Zu einer der erfolgreichsten britischen Girlgroups aller Zeiten wurde Eternal, die 1995 mit „I‘m Blessed“ einen Tophit landeten. Tosenden Applaus gab es für „Gabriella‘s Song“ aus dem schwedischen Film „Wie im Himmel“, der für sich sprach. Das Bravourstück seines Programmierens war das Allegro aus der fünften Sinfonie von Ludwig van Beethoven, das Gidman auf der Querflöte mit einem wahren Feuerwerk an Farben präsentierte.
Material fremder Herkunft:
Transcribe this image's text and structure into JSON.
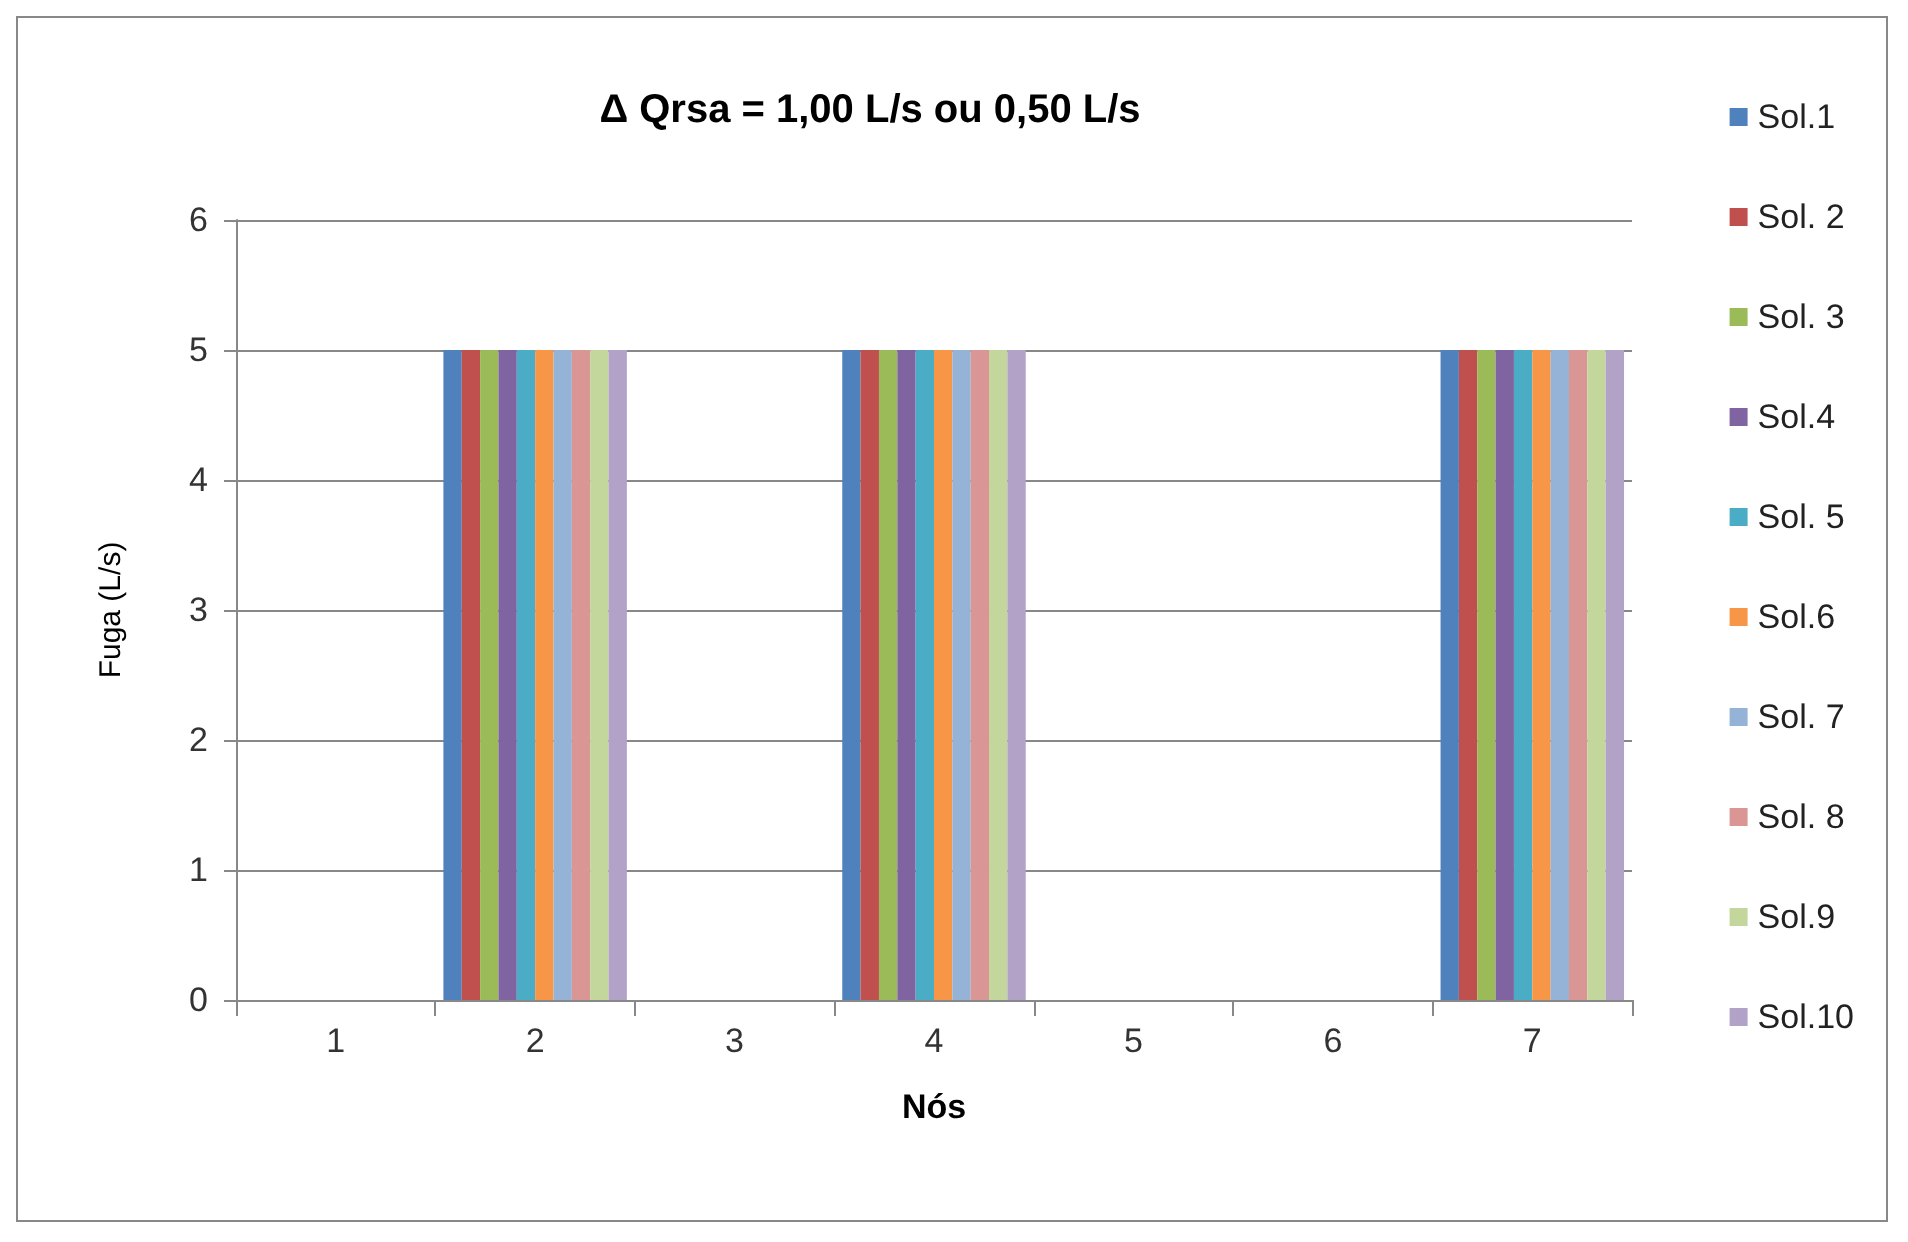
{
  "chart_data": {
    "type": "bar",
    "title": "Δ Qrsa = 1,00 L/s ou 0,50 L/s",
    "xlabel": "Nós",
    "ylabel": "Fuga (L/s)",
    "categories": [
      "1",
      "2",
      "3",
      "4",
      "5",
      "6",
      "7"
    ],
    "series": [
      {
        "name": "Sol.1",
        "color": "#4f81bd",
        "values": [
          0,
          5,
          0,
          5,
          0,
          0,
          5
        ]
      },
      {
        "name": "Sol. 2",
        "color": "#c0504d",
        "values": [
          0,
          5,
          0,
          5,
          0,
          0,
          5
        ]
      },
      {
        "name": "Sol. 3",
        "color": "#9bbb59",
        "values": [
          0,
          5,
          0,
          5,
          0,
          0,
          5
        ]
      },
      {
        "name": "Sol.4",
        "color": "#8064a2",
        "values": [
          0,
          5,
          0,
          5,
          0,
          0,
          5
        ]
      },
      {
        "name": "Sol. 5",
        "color": "#4bacc6",
        "values": [
          0,
          5,
          0,
          5,
          0,
          0,
          5
        ]
      },
      {
        "name": "Sol.6",
        "color": "#f79646",
        "values": [
          0,
          5,
          0,
          5,
          0,
          0,
          5
        ]
      },
      {
        "name": "Sol. 7",
        "color": "#95b3d7",
        "values": [
          0,
          5,
          0,
          5,
          0,
          0,
          5
        ]
      },
      {
        "name": "Sol. 8",
        "color": "#d99694",
        "values": [
          0,
          5,
          0,
          5,
          0,
          0,
          5
        ]
      },
      {
        "name": "Sol.9",
        "color": "#c3d69b",
        "values": [
          0,
          5,
          0,
          5,
          0,
          0,
          5
        ]
      },
      {
        "name": "Sol.10",
        "color": "#b3a2c7",
        "values": [
          0,
          5,
          0,
          5,
          0,
          0,
          5
        ]
      }
    ],
    "ylim": [
      0,
      6
    ],
    "yticks": [
      0,
      1,
      2,
      3,
      4,
      5,
      6
    ],
    "grid": "y",
    "legend": "right"
  }
}
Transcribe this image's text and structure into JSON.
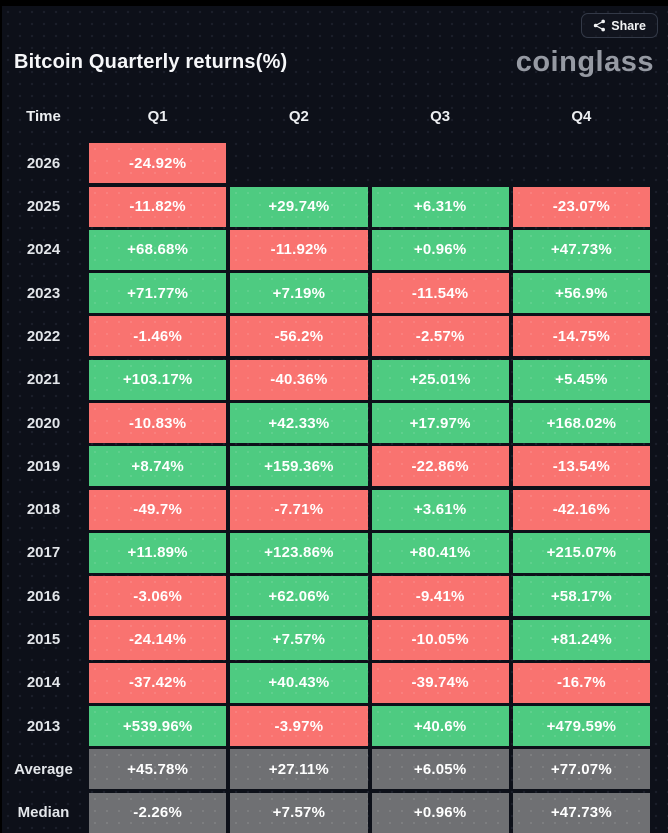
{
  "header": {
    "title": "Bitcoin Quarterly returns(%)",
    "brand": "coinglass",
    "share_label": "Share"
  },
  "colors": {
    "green": "#4ecb81",
    "red": "#f97370",
    "gray": "#6f7073",
    "background": "#0d1019",
    "cell_text": "#ffffff"
  },
  "chart_data": {
    "type": "table",
    "title": "Bitcoin Quarterly returns(%)",
    "columns": [
      "Time",
      "Q1",
      "Q2",
      "Q3",
      "Q4"
    ],
    "rows": [
      {
        "label": "2026",
        "cells": [
          {
            "v": "-24.92%",
            "c": "red"
          },
          null,
          null,
          null
        ]
      },
      {
        "label": "2025",
        "cells": [
          {
            "v": "-11.82%",
            "c": "red"
          },
          {
            "v": "+29.74%",
            "c": "green"
          },
          {
            "v": "+6.31%",
            "c": "green"
          },
          {
            "v": "-23.07%",
            "c": "red"
          }
        ]
      },
      {
        "label": "2024",
        "cells": [
          {
            "v": "+68.68%",
            "c": "green"
          },
          {
            "v": "-11.92%",
            "c": "red"
          },
          {
            "v": "+0.96%",
            "c": "green"
          },
          {
            "v": "+47.73%",
            "c": "green"
          }
        ]
      },
      {
        "label": "2023",
        "cells": [
          {
            "v": "+71.77%",
            "c": "green"
          },
          {
            "v": "+7.19%",
            "c": "green"
          },
          {
            "v": "-11.54%",
            "c": "red"
          },
          {
            "v": "+56.9%",
            "c": "green"
          }
        ]
      },
      {
        "label": "2022",
        "cells": [
          {
            "v": "-1.46%",
            "c": "red"
          },
          {
            "v": "-56.2%",
            "c": "red"
          },
          {
            "v": "-2.57%",
            "c": "red"
          },
          {
            "v": "-14.75%",
            "c": "red"
          }
        ]
      },
      {
        "label": "2021",
        "cells": [
          {
            "v": "+103.17%",
            "c": "green"
          },
          {
            "v": "-40.36%",
            "c": "red"
          },
          {
            "v": "+25.01%",
            "c": "green"
          },
          {
            "v": "+5.45%",
            "c": "green"
          }
        ]
      },
      {
        "label": "2020",
        "cells": [
          {
            "v": "-10.83%",
            "c": "red"
          },
          {
            "v": "+42.33%",
            "c": "green"
          },
          {
            "v": "+17.97%",
            "c": "green"
          },
          {
            "v": "+168.02%",
            "c": "green"
          }
        ]
      },
      {
        "label": "2019",
        "cells": [
          {
            "v": "+8.74%",
            "c": "green"
          },
          {
            "v": "+159.36%",
            "c": "green"
          },
          {
            "v": "-22.86%",
            "c": "red"
          },
          {
            "v": "-13.54%",
            "c": "red"
          }
        ]
      },
      {
        "label": "2018",
        "cells": [
          {
            "v": "-49.7%",
            "c": "red"
          },
          {
            "v": "-7.71%",
            "c": "red"
          },
          {
            "v": "+3.61%",
            "c": "green"
          },
          {
            "v": "-42.16%",
            "c": "red"
          }
        ]
      },
      {
        "label": "2017",
        "cells": [
          {
            "v": "+11.89%",
            "c": "green"
          },
          {
            "v": "+123.86%",
            "c": "green"
          },
          {
            "v": "+80.41%",
            "c": "green"
          },
          {
            "v": "+215.07%",
            "c": "green"
          }
        ]
      },
      {
        "label": "2016",
        "cells": [
          {
            "v": "-3.06%",
            "c": "red"
          },
          {
            "v": "+62.06%",
            "c": "green"
          },
          {
            "v": "-9.41%",
            "c": "red"
          },
          {
            "v": "+58.17%",
            "c": "green"
          }
        ]
      },
      {
        "label": "2015",
        "cells": [
          {
            "v": "-24.14%",
            "c": "red"
          },
          {
            "v": "+7.57%",
            "c": "green"
          },
          {
            "v": "-10.05%",
            "c": "red"
          },
          {
            "v": "+81.24%",
            "c": "green"
          }
        ]
      },
      {
        "label": "2014",
        "cells": [
          {
            "v": "-37.42%",
            "c": "red"
          },
          {
            "v": "+40.43%",
            "c": "green"
          },
          {
            "v": "-39.74%",
            "c": "red"
          },
          {
            "v": "-16.7%",
            "c": "red"
          }
        ]
      },
      {
        "label": "2013",
        "cells": [
          {
            "v": "+539.96%",
            "c": "green"
          },
          {
            "v": "-3.97%",
            "c": "red"
          },
          {
            "v": "+40.6%",
            "c": "green"
          },
          {
            "v": "+479.59%",
            "c": "green"
          }
        ]
      },
      {
        "label": "Average",
        "cells": [
          {
            "v": "+45.78%",
            "c": "gray"
          },
          {
            "v": "+27.11%",
            "c": "gray"
          },
          {
            "v": "+6.05%",
            "c": "gray"
          },
          {
            "v": "+77.07%",
            "c": "gray"
          }
        ]
      },
      {
        "label": "Median",
        "cells": [
          {
            "v": "-2.26%",
            "c": "gray"
          },
          {
            "v": "+7.57%",
            "c": "gray"
          },
          {
            "v": "+0.96%",
            "c": "gray"
          },
          {
            "v": "+47.73%",
            "c": "gray"
          }
        ]
      }
    ]
  }
}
Nach der Pause stellte er seinen Überraschungsgast vor. Rolf von Ameln, ein begnadeter Jazzpianist, begleitete ihn auf dem Keyboard. Zusammen spielten sie drei Arrangements à la von Ameln. Neben dem schwermütigen schwedischen „Värmeland“ gab es ein Jazzstandard aus Amerika und das traditionsgemäß zum Jahreswechsel gesungene „Auld Lang Syne“ aus dem englischsprachigen Raum. Das wohl bekannteste Lied aus längst vergangener Zeit begann Rolf von Ameln mit imposanten Orgelklängen parallel zum Countdown der letzten Sekunden im alten Jahr. Gleich nach dem Glockenschlag setzte Gidman mit dem Saxofon ein und begrüßte das neue Jahr.

Kraft und Zuversicht

Im weiteren Verlauf präsentierte er Leonard Cohens „Hallelujah“ aus dem Animationsfilm „Shrek“ und lud zum Träumen mit einem Song aus „Les Miserables“ ein. Kraft und Zuversicht konnten sich die ruhelosen Herzen in „You Raise me Up“ von der irischen Boygroup Westlife holen. Mit der Puccini-Arie „Nessun Dorma“, das der britische Tenor Paul Potts in einer britischen Castingshow zu neuem Leben erweckte, kam Gidman zum Finale. Wie schön es in der Welt ist, zeigte er mit Louis Armstrongs weltbekanntem „What A Wonderful World“, das er in Deutsch und Englisch singend begann und instrumental auf dem Saxofon beschloss.

Als Zugabe spielten Rolf von Ameln und Ean Gidman „Die kleine Stadt will schlafen gehen“ vom deutschen Filmkomponisten Werner Bochmann. Auf die Frage von Pfarrer Ulrich Lühring, ob er denn nächstes Jahr wiederkommen solle, war die Antwort einstimmig: Ja!